Não dá mais para reproduzirmos discursos vazios e promovermos empresas que não estão fazendo nada para ajudar as pessoas e o planeta simplesmente porque são anunciantes! Quando fazemos isso, estamos incentivando que elas continuem onde estão, focadas apenas no lucro e enganando a todos com um lindo discurso recheado de greenwashing (ou suas variações: bluewashing, blackwashing, social washing, etc.).
Nós, como jornalistas e comunicadores, temos a ferramenta da comunicação nas nossas mãos e a responsabilidade de usá-la para o bem, a conscientização, a informação e, por que não, a mudança de comportamento. Embora ainda seja difícil mensurar o que chamam hoje da nossa brainprint, é fato que mensagens sobre mudanças climáticas e temas relacionados podem gerar impactos e transformações.
Essa ótima TED Talk da Futerra questiona algo nessa linha: “As agências de publicidade, empresas de relações públicas e lobistas estão destruindo o clima?”. Afinal, nunca falamos sobre a nossa responsabilidade nesse contexto.
Na semana passada, assisti a alguns jornalistas da Globonews debatendo durante quase 10 minutos sobre um cruzeiro de volta ao mundo de vários meses. Falaram das diárias, de quem iria ou não, de quantos países o navio visita, mas, em nenhum momento, ninguém citou o tamanho gigantesco do impacto ambiental desta escolha. Assim é diariamente na mídia. Jornalistas fazem uma matéria que alerta sobre as mudanças climáticas ou conta sobre um novo importante projeto social e depois seguem com trezentas outras reportagens que nos levam exatamente para o caminho oposto. (Não, isso não seria um caso de greenwashing, mas sim outro aspecto para refletirmos sobre nossa responsabilidade!).

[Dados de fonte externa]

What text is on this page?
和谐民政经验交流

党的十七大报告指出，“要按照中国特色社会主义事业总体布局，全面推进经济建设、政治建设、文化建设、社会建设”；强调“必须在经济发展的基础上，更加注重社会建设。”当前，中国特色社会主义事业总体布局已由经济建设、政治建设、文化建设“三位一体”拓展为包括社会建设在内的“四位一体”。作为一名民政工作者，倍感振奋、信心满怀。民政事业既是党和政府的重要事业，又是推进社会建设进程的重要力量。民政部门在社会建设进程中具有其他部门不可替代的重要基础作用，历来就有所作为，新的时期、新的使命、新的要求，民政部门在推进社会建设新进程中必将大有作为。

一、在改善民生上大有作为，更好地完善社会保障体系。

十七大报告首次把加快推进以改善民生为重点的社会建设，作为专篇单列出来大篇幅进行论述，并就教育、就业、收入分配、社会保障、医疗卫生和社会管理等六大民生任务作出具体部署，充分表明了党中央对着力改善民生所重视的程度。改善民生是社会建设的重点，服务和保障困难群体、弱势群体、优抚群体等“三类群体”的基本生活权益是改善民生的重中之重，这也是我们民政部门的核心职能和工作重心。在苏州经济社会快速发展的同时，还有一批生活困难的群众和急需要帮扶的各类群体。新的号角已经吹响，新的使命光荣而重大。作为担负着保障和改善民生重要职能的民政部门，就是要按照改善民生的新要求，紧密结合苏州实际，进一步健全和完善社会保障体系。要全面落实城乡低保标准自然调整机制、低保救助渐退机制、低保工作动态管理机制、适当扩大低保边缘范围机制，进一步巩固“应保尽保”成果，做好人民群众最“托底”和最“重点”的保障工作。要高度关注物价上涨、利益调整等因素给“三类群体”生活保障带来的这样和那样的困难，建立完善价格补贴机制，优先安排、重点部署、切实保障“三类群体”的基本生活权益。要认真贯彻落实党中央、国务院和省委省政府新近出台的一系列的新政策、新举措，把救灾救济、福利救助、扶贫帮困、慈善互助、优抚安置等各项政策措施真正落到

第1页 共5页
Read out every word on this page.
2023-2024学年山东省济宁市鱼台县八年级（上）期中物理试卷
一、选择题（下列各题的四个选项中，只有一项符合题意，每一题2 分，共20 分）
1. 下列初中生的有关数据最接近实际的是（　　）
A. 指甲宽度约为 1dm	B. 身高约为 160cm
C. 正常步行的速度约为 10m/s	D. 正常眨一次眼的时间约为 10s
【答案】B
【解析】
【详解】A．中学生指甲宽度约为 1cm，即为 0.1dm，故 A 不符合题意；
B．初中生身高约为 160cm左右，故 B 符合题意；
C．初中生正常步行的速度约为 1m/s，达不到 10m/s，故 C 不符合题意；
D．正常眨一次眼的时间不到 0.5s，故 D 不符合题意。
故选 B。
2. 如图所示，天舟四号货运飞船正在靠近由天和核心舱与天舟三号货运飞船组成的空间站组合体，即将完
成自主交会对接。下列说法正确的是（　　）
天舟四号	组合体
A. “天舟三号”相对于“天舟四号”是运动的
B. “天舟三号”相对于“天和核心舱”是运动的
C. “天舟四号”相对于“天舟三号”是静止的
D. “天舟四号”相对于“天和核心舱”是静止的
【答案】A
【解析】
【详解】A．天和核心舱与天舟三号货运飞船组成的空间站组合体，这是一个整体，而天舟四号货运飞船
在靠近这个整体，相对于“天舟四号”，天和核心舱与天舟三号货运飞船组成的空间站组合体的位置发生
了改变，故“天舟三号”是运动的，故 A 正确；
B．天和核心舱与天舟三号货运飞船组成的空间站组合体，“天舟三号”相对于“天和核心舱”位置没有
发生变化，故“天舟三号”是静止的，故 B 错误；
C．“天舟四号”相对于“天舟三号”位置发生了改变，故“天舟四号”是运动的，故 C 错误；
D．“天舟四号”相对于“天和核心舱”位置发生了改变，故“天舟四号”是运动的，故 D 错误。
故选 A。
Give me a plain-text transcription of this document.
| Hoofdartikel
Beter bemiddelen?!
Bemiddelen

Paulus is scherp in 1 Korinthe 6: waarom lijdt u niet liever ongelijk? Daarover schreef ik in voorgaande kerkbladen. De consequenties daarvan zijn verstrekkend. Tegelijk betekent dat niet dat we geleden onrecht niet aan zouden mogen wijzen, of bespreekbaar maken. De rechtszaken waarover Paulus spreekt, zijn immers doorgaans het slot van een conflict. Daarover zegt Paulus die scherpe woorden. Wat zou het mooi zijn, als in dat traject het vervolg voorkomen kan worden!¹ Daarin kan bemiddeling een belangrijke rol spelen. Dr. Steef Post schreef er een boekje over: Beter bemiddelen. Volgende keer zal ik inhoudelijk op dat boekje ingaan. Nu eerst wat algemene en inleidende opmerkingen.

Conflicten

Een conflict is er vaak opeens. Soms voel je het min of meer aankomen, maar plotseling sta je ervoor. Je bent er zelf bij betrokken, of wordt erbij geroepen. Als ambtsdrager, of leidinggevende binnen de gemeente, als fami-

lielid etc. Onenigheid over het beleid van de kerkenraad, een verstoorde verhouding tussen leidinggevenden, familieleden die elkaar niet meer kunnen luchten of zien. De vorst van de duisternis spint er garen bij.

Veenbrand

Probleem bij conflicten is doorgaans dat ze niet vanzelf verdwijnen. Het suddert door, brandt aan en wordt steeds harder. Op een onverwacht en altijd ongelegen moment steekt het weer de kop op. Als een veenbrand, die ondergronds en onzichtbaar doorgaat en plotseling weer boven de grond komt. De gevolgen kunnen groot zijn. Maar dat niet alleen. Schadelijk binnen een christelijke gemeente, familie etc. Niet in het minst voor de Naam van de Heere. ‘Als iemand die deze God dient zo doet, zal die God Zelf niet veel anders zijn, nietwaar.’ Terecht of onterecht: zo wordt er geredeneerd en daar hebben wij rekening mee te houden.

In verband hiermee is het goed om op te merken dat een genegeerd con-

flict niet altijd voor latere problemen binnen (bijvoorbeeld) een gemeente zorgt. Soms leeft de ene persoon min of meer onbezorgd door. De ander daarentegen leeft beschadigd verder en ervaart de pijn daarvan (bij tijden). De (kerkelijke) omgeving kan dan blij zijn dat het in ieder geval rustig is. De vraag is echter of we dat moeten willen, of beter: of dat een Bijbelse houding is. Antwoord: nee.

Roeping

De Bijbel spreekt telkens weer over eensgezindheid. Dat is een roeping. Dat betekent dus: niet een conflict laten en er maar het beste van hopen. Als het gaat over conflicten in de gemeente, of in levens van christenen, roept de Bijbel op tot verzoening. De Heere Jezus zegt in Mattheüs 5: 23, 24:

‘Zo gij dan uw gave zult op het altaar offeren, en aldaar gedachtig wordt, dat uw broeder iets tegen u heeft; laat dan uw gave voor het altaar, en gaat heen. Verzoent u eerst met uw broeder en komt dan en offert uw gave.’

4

Sempre aprendi que o jornalista é um “especialista em generalidades”. Mas também aprendi que grandes jornalistas mergulham a fundo nos assuntos que querem abordar. Não ouso, por exemplo, tratar de economia. E reconheço minha limitação. Penso que os jornalistas de viagem precisam encarar a nova realidade que o mundo nos apresenta, entender verdadeiramente sobre turismo responsável e assumir essa pauta com seriedade. Isso pode ajudar a transformar verdadeiramente o setor de viagens e também o nosso planeta.